How to Quit Your Job (and Find Work You Actually Love)
AI Summary
Cette vidéo présente une étude de cas sur la manière de quitter son emploi sans plan, avec Paul Millard, auteur de "The Pathless Path" et "Good Work". Paul et moi traçons nos chemins respectifs pour nous éloigner de la "voie par défaut" où nous avions de nombreux titres et diplômes, vers un chemin où l'on découvre les choses au fur et à mesure, avec l'espoir d'être plus heureux et épanouis. Lors de sa visite à Hong Kong, nous avons discuté longuement et décomposé ce processus en une feuille de route en 10 étapes. Si vous êtes sur une voie prestigieuse où la société vous considère comme un succès, mais que vous ne vous sentez plus aussi épanoui, et que vous n'avez pas de plan, cette conversation pourrait vous être utile.
**Étape 1 : Gagner le jeu du prestige.**
La conversation a commencé par l'idée du prestige comme étoile polaire. Quand on ne sait pas quoi faire de sa vie, on a tendance à graviter vers ce qui rapporte le plus de points de prestige. Paul a eu de nombreux emplois, y compris des stages bien rémunérés en ingénierie. Il cherchait toujours quelque chose de plus impressionnant. Il a travaillé dans la finance chez GE, puis dans le conseil chez McKinsey, gagnant 50 000 $ par an. Il a ensuite obtenu un MBA et un master en ingénierie des systèmes au MIT, des diplômes très prestigieux. Il a dominé le "bingo du prestige" pendant 10 ans. Pourtant, après toutes ces réalisations, il s'est senti "totalement perdu" mais "ancré et à l'aise" avec lui-même sur son chemin actuel, où il n'a aucune idée de ce qu'il fera dans six mois.

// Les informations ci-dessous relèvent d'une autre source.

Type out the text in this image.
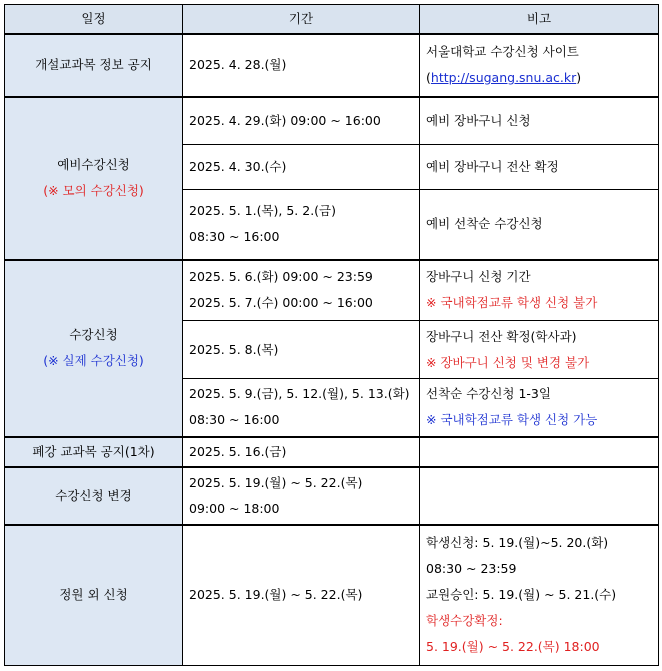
일정	기간	비고

개설교과목 정보 공지	2025. 4. 28.(월)	서울대학교 수강신청 사이트
(http://sugang.snu.ac.kr)

예비수강신청
(※ 모의 수강신청)	2025. 4. 29.(화) 09:00 ~ 16:00	예비 장바구니 신청

	2025. 4. 30.(수)	예비 장바구니 전산 확정

	2025. 5. 1.(목), 5. 2.(금)
08:30 ~ 16:00	예비 선착순 수강신청

수강신청
(※ 실제 수강신청)	2025. 5. 6.(화) 09:00 ~ 23:59
2025. 5. 7.(수) 00:00 ~ 16:00	장바구니 신청 기간
※ 국내학점교류 학생 신청 불가

	2025. 5. 8.(목)	장바구니 전산 확정(학사과)
※ 장바구니 신청 및 변경 불가

	2025. 5. 9.(금), 5. 12.(월), 5. 13.(화)
08:30 ~ 16:00	선착순 수강신청 1-3일
※ 국내학점교류 학생 신청 가능

폐강 교과목 공지(1차)	2025. 5. 16.(금)	

수강신청 변경	2025. 5. 19.(월) ~ 5. 22.(목)
09:00 ~ 18:00	

정원 외 신청	2025. 5. 19.(월) ~ 5. 22.(목)	학생신청: 5. 19.(월)~5. 20.(화)
08:30 ~ 23:59
교원승인: 5. 19.(월) ~ 5. 21.(수)
학생수강확정:
5. 19.(월) ~ 5. 22.(목) 18:00
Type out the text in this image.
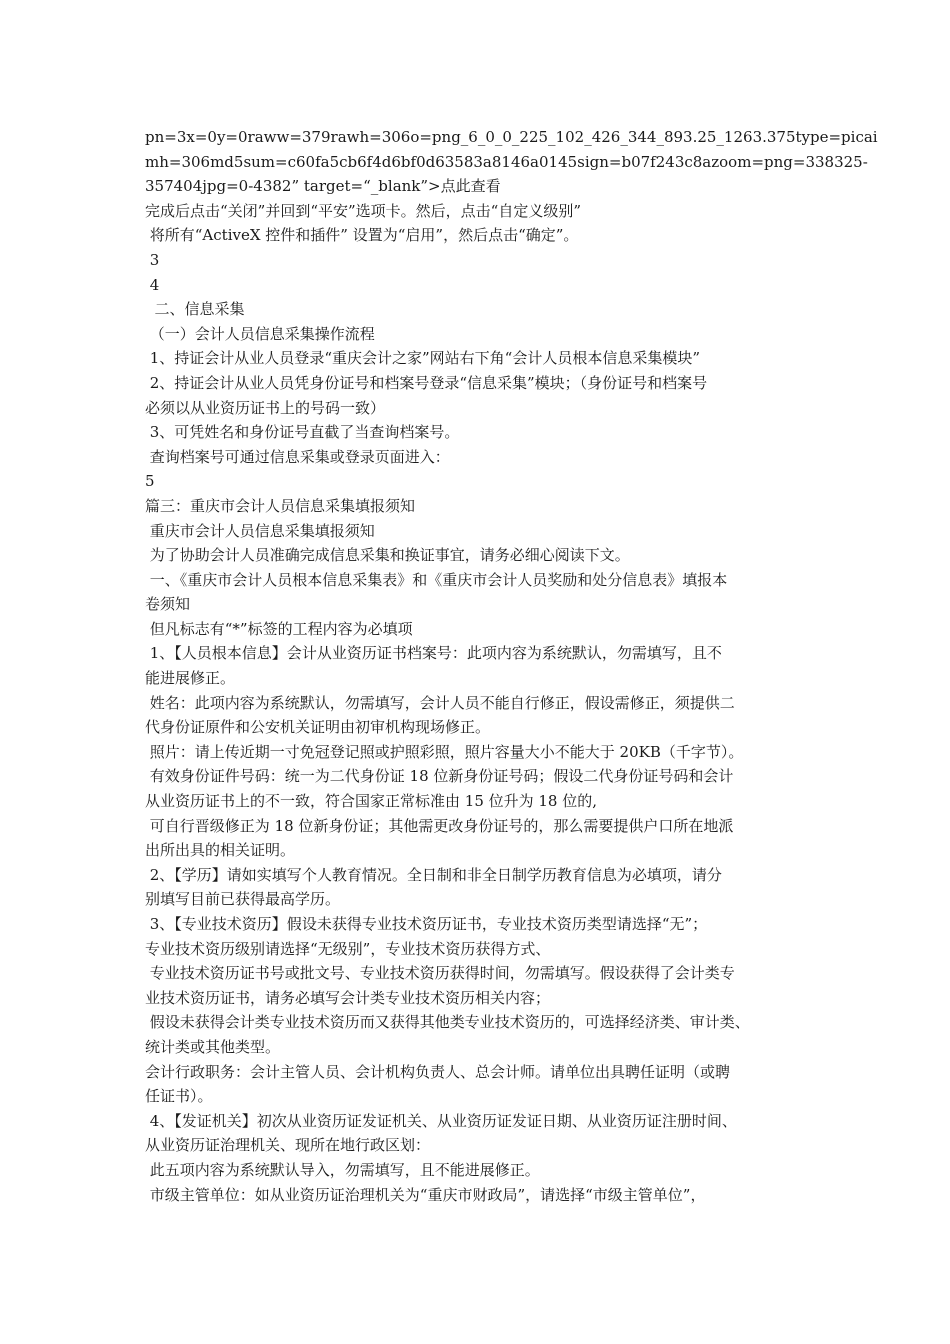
pn=3x=0y=0raww=379rawh=306o=png_6_0_0_225_102_426_344_893.25_1263.375type=picai
mh=306md5sum=c60fa5cb6f4d6bf0d63583a8146a0145sign=b07f243c8azoom=png=338325-
357404jpg=0-4382” target=“_blank”>点此查看
完成后点击“关闭”并回到“平安”选项卡。然后，点击“自定义级别”
将所有“ActiveX 控件和插件” 设置为“启用”，然后点击“确定”。
3
4
二、信息采集
（一）会计人员信息采集操作流程
1、持证会计从业人员登录“重庆会计之家”网站右下角“会计人员根本信息采集模块”
2、持证会计从业人员凭身份证号和档案号登录“信息采集”模块；（身份证号和档案号
必须以从业资历证书上的号码一致）
3、可凭姓名和身份证号直截了当查询档案号。
查询档案号可通过信息采集或登录页面进入：
5
篇三：重庆市会计人员信息采集填报须知
重庆市会计人员信息采集填报须知
为了协助会计人员准确完成信息采集和换证事宜，请务必细心阅读下文。
一、《重庆市会计人员根本信息采集表》和《重庆市会计人员奖励和处分信息表》填报本
卷须知
但凡标志有“*”标签的工程内容为必填项
1、【人员根本信息】会计从业资历证书档案号：此项内容为系统默认，勿需填写，且不
能进展修正。
姓名：此项内容为系统默认，勿需填写，会计人员不能自行修正，假设需修正，须提供二
代身份证原件和公安机关证明由初审机构现场修正。
照片：请上传近期一寸免冠登记照或护照彩照，照片容量大小不能大于 20KB（千字节）。
有效身份证件号码：统一为二代身份证 18 位新身份证号码；假设二代身份证号码和会计
从业资历证书上的不一致，符合国家正常标准由 15 位升为 18 位的,
可自行晋级修正为 18 位新身份证；其他需更改身份证号的，那么需要提供户口所在地派
出所出具的相关证明。
2、【学历】请如实填写个人教育情况。全日制和非全日制学历教育信息为必填项，请分
别填写目前已获得最高学历。
3、【专业技术资历】假设未获得专业技术资历证书，专业技术资历类型请选择“无”；
专业技术资历级别请选择“无级别”，专业技术资历获得方式、
专业技术资历证书号或批文号、专业技术资历获得时间，勿需填写。假设获得了会计类专
业技术资历证书，请务必填写会计类专业技术资历相关内容；
假设未获得会计类专业技术资历而又获得其他类专业技术资历的，可选择经济类、审计类、
统计类或其他类型。
会计行政职务：会计主管人员、会计机构负责人、总会计师。请单位出具聘任证明（或聘
任证书）。
4、【发证机关】初次从业资历证发证机关、从业资历证发证日期、从业资历证注册时间、
从业资历证治理机关、现所在地行政区划：
此五项内容为系统默认导入，勿需填写，且不能进展修正。
市级主管单位：如从业资历证治理机关为“重庆市财政局”，请选择“市级主管单位”，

Paul a abandonné une carrière qui l'aurait rendu millionnaire, mais il a gagné une vie qu'il voulait vivre. Son parcours est particulièrement pertinent car il a d'abord accumulé des diplômes et des titres prestigieux avant de tout abandonner, ce qui le rend plus facile à comprendre pour ceux qui ont suivi une voie similaire.
*Devoir de l'étape 1 :* Écrivez quelle version du jeu du prestige vous avez jouée jusqu'à présent et vers quelle version vous continuez de tendre pour décider de votre vie.
**Étape 2 : Repérer le désalignement.**
Le travail de Paul lui a lentement retiré toute son énergie et sa passion à l'âge de 32 ans. Il voulait fuir ce qui lui avait été infligé pendant des années. Au début, il aimait son travail, apprenait beaucoup, mais au fil des 10 ans, l'apprentissage a diminué tandis que le salaire augmentait. Il était constamment agité, changeant de poste tous les 12 à 24 mois. Chaque changement le laissait dans un état pire. Il a fait une auto-évaluation et a réalisé qu'il ne respectait plus ses propres valeurs établies à l'école supérieure.
Ses objectifs d'école supérieure étaient de ne pas se prendre trop au sérieux, de ne pas devenir obsédé par l'argent, et de ne pas perdre son sens de l'humour. Neuf ans après le début de sa carrière, il était grincheux, en conflit avec son patron, se sentait sous-évalué et se battait pour des promotions et des augmentations. Il ne voulait pas devenir cette personne.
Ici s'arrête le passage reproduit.